Death is a breathtaking concept; a statement as figurative as it is literal. It's the fear in it. The finality. Therein lies the brunt of its beauty. Death is the only force mankind shall never prevail against. No matter what life lengthening drug or procedure man invents, accidents happen. As do murders.

Homicide, the grimmest yet most potent of muses, and the engine of countless plots. Passion or insanity, what else could make a man murder? To betray a rule so sacred? To take away the--

...I won't dip my toe in the dark waters, on second thought.

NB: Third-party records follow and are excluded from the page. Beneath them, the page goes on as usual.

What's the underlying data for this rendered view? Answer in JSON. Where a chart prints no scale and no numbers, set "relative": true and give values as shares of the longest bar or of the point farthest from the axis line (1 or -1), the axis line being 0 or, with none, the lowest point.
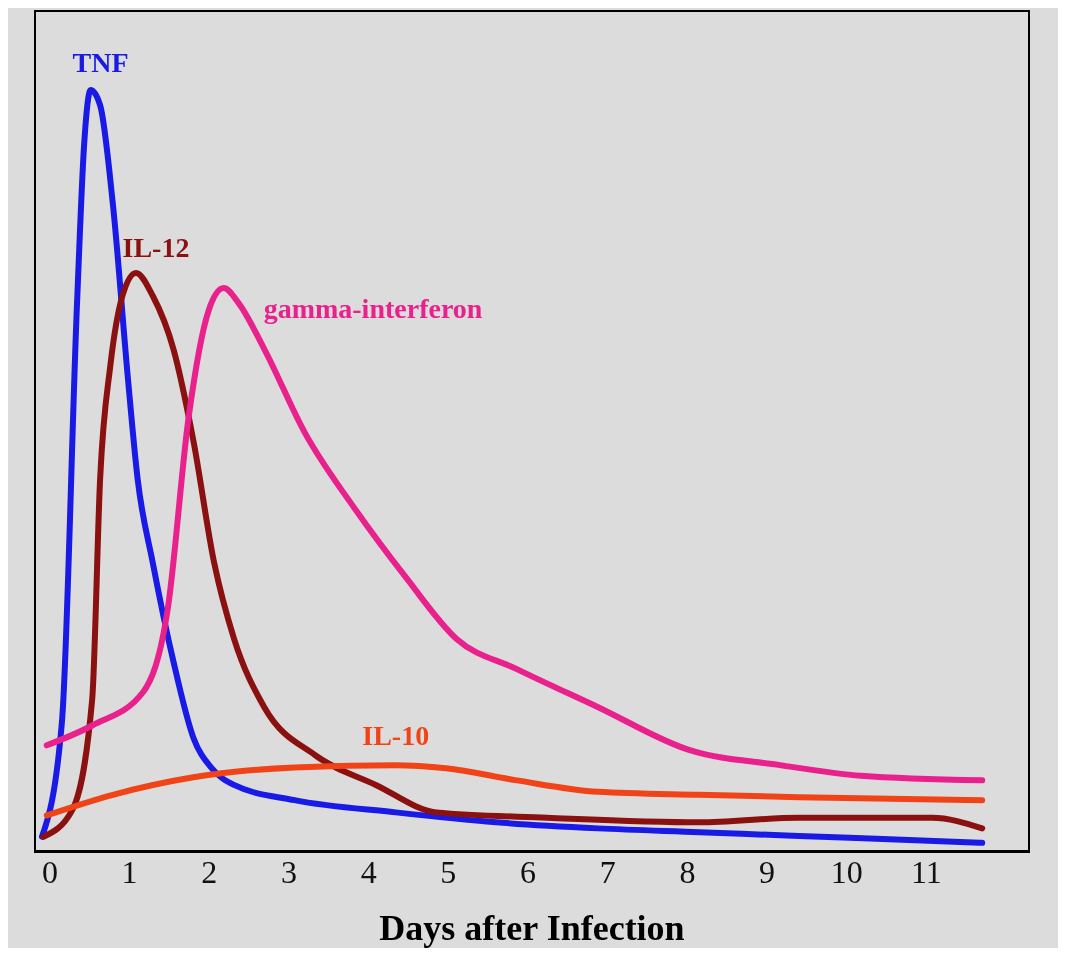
{
  "chart_data": {
    "type": "line",
    "xlabel": "Days after Infection",
    "relative": true,
    "xlim": [
      -0.2,
      12.3
    ],
    "xticks": [
      0,
      1,
      2,
      3,
      4,
      5,
      6,
      7,
      8,
      9,
      10,
      11
    ],
    "marker": "none",
    "line_style": "solid",
    "series": [
      {
        "name": "TNF",
        "color": "#1a1ae6",
        "x": [
          -0.1,
          0.15,
          0.34,
          0.43,
          0.51,
          0.63,
          0.79,
          0.98,
          1.1,
          1.29,
          1.55,
          1.8,
          2.03,
          2.31,
          3.07,
          4.34,
          5.6,
          6.88,
          8.15,
          9.4,
          10.7,
          11.7
        ],
        "values": [
          0.02,
          0.17,
          0.72,
          0.93,
          1.0,
          0.98,
          0.85,
          0.62,
          0.49,
          0.38,
          0.25,
          0.15,
          0.11,
          0.088,
          0.068,
          0.052,
          0.039,
          0.031,
          0.026,
          0.021,
          0.016,
          0.012
        ]
      },
      {
        "name": "IL-12",
        "color": "#8b1010",
        "x": [
          -0.08,
          0.28,
          0.53,
          0.63,
          0.76,
          0.91,
          1.08,
          1.29,
          1.55,
          1.8,
          2.06,
          2.31,
          2.69,
          3.33,
          4.09,
          4.85,
          6.24,
          8.15,
          9.4,
          11.07,
          11.7
        ],
        "values": [
          0.02,
          0.055,
          0.2,
          0.49,
          0.64,
          0.73,
          0.76,
          0.73,
          0.66,
          0.54,
          0.38,
          0.28,
          0.19,
          0.127,
          0.088,
          0.052,
          0.045,
          0.039,
          0.045,
          0.045,
          0.031
        ]
      },
      {
        "name": "gamma-interferon",
        "color": "#e8218c",
        "x": [
          -0.04,
          0.53,
          1.17,
          1.48,
          1.74,
          1.99,
          2.18,
          2.37,
          2.69,
          3.2,
          3.83,
          4.47,
          5.1,
          5.86,
          6.88,
          8.02,
          9.16,
          10.18,
          11.7
        ],
        "values": [
          0.14,
          0.166,
          0.21,
          0.32,
          0.57,
          0.71,
          0.74,
          0.72,
          0.66,
          0.55,
          0.45,
          0.36,
          0.28,
          0.24,
          0.19,
          0.134,
          0.114,
          0.1,
          0.094
        ]
      },
      {
        "name": "IL-10",
        "color": "#f04418",
        "x": [
          -0.04,
          0.79,
          1.8,
          3.07,
          4.34,
          4.97,
          5.86,
          6.88,
          8.15,
          9.4,
          11.7
        ],
        "values": [
          0.048,
          0.075,
          0.098,
          0.111,
          0.114,
          0.11,
          0.094,
          0.079,
          0.075,
          0.072,
          0.068
        ]
      }
    ]
  }
}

As a voice-giver for fictional murderers, I've found it's best to shy away from a mind contemplating the nature of immoral subjectively. Cold science can never lend an unbiased perspective to psychology, as to judge emotion you must cast your own bias--emotion-- to come from a place of empathy. Authors know this best. That's why our stories tend to end happily. The bond you form with a story's characters is but a microscopic fraction of a passionate writer's. While you spend a week or two with the story, we devote months, even years.

I now find myself facing such a conundrum.

How do you end that which has become so deeply ingrained into your existence and everyday process of thought? These characters, they're so much more than characters to me. Oh the humanity! The horror of ending the horror. Pushing a plot out of the nest, hoping everything you put into it will allow it to soar as high as your visions projected. Rewriting. Rewriting. Cuts. Edits. Do-overs. Why can't it ever be enough? Why is goodbye so hard? The endeavor feels like an endless escapade, but I know that's just the artist in me. My dreams are the painting, my love the paint, but ultimately this is for sale. A product. A part of my life is a product, one that needs to sell.

Ending a book is like ending a chapter to your own life. No one understands the importance of ending a chapter powerfully as an author does, I'd say. As such, we are critical of our own lives and the conduct that comprises its content. Once you set your mind to a creative perspective, you see life in stories, potential material and irrelevant errors to edit out. It's torturous yet magnificent, though ultimately unfathomable to the normal people around us. The more at one with the written word I become, the more alienated I find myself with society.

When this ends, I find myself parting with an amazing set of friends and enemies. Fortunately, I know this particular cast is one I shall revisit often, but that is rarely the case. Though melancholic that we must part, I relish my momentary triumph over the dreaded blank page. A finished book is a bittersweet victory in an endless campaign. One that comes after a bloody string of unsatisfying losses and defeats. Perhaps it is the deluded English blood pumping through my veins, but I find that marvelous. The life of the writer is a dark struggle, but as the ends of our chapters come... we manage smile. Writing is its own reward. Truly it is. The end of a book is a sad reward. It's like attending a graduation party for a friend you love deeply, but you know is going away for a long time.


So you write again. Starting a new beginning. Renewing a need for an ending you never wanted yet pined for the entire time.